Les développeurs de la plateforme NFT Ninjalerts ont intégré un émulateur de la console de jeu Nintendo 64 dans la blockchain de la première cryptomonnaie utilisant le protocole Ordinals.
Je suis heureux de vous annoncer que Pizza Ninjas vient d’inscrire un émulateur Nintendo 64 sur Bitcoin ! 🟠🎮
Nous ne pensions pas que cela serait pratique au départ, mais grâce à la nouvelle compression Brotli sur les ordinaux
Inscrire un système plus grand comme N64 et ses jeux est réalisable de manière plus réaliste… pic.twitter.com/XcEAAqR04A
– trevor.btc – b/acc (@TO) 22 février 2024
En janvier, l’équipe a mis en œuvre une solution similaire pour la Super Nintendo Entertainment System (SNES) 16 bits dans le cadre du projet de jeton d’image de profil dynamique non fongible de Pizza Ninjas, inspiré par un « thème de nostalgie des années 90 ».
Un autre motif du PDG de Ninjalerts, Trevor Owens, était la menace de disparition d’anciens jeux qui vivraient pour toujours sur la blockchain.

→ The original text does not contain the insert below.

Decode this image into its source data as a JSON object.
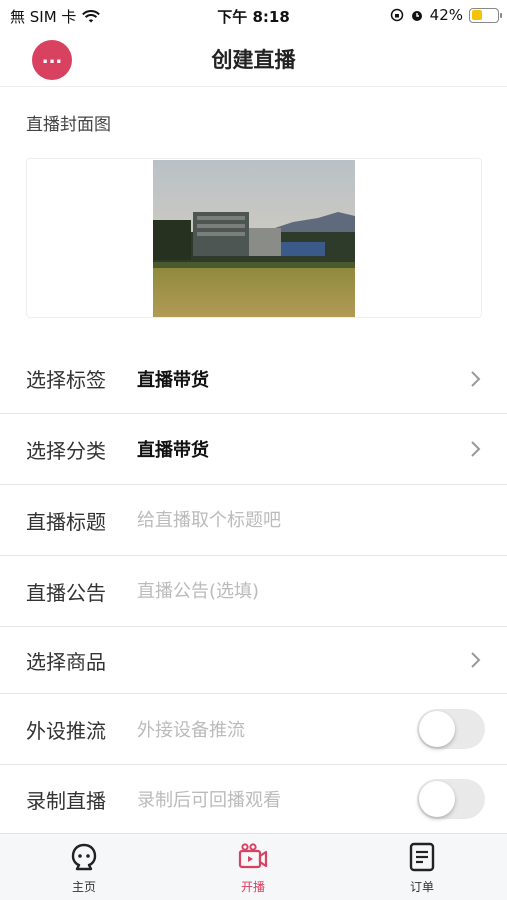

À l’époque, dans un commentaire pour The Block, il notait qu’« un système 16 bits comme la SNES est probablement le plus grand que nous puissions utiliser en pratique » en termes de taille de fichier. La plupart des jeux ont une taille de 1 à 4 Mo, ce qui, une fois compressé, donne moins de 1 Mo. Mais la Game Boy Advance 32 bits a des tailles de fichiers allant jusqu’à 32 à 64 Mo, se souvient alors Owen.
Cependant, la récente implémentation de l’algorithme de compression Brotli dans le protocole Ordinals a réduit le volume de stockage d’environ 80 %, écrit-il. Par exemple, le GoldenEye 007 le plus populaire pour Nintendo 64 occupe 12,4 Mo sans compression, mais est réduit à 3,15 Mo.
«Cela suffit pour tenir dans un bloc Bitcoin (4 Mo) ou diviser en huit transactions d’une taille inférieure à 400 Ko. Les frais de réseau sont désormais les plus bas depuis le lancement d’Ordinals. L’inscription ne coûtera que 6 000 $. Cela a du sens pour une communauté de joueurs qui ont tout intérêt à garantir que ces jeux classiques soient préservés pour toujours », déclare le responsable de Ninjalerts.
Selon lui, le choix de la Nintendo 64 était également dû au fait qu’il s’agit de la seule première console sans protection technique des droits d’auteur et qu’elle permet de prendre en charge jusqu’à quatre joueurs en même temps.
Owens a ajouté que l’équipe aura besoin de « un peu de temps » pour créer l’interface utilisateur de l’émulateur et implémenter la fonctionnalité multijoueur.
Rappelons que la base de données nationale américaine sur les vulnérabilités a signalé les « inscriptions » créées dans le protocole Ordinals comme une menace de cybersécurité pour le réseau Bitcoin.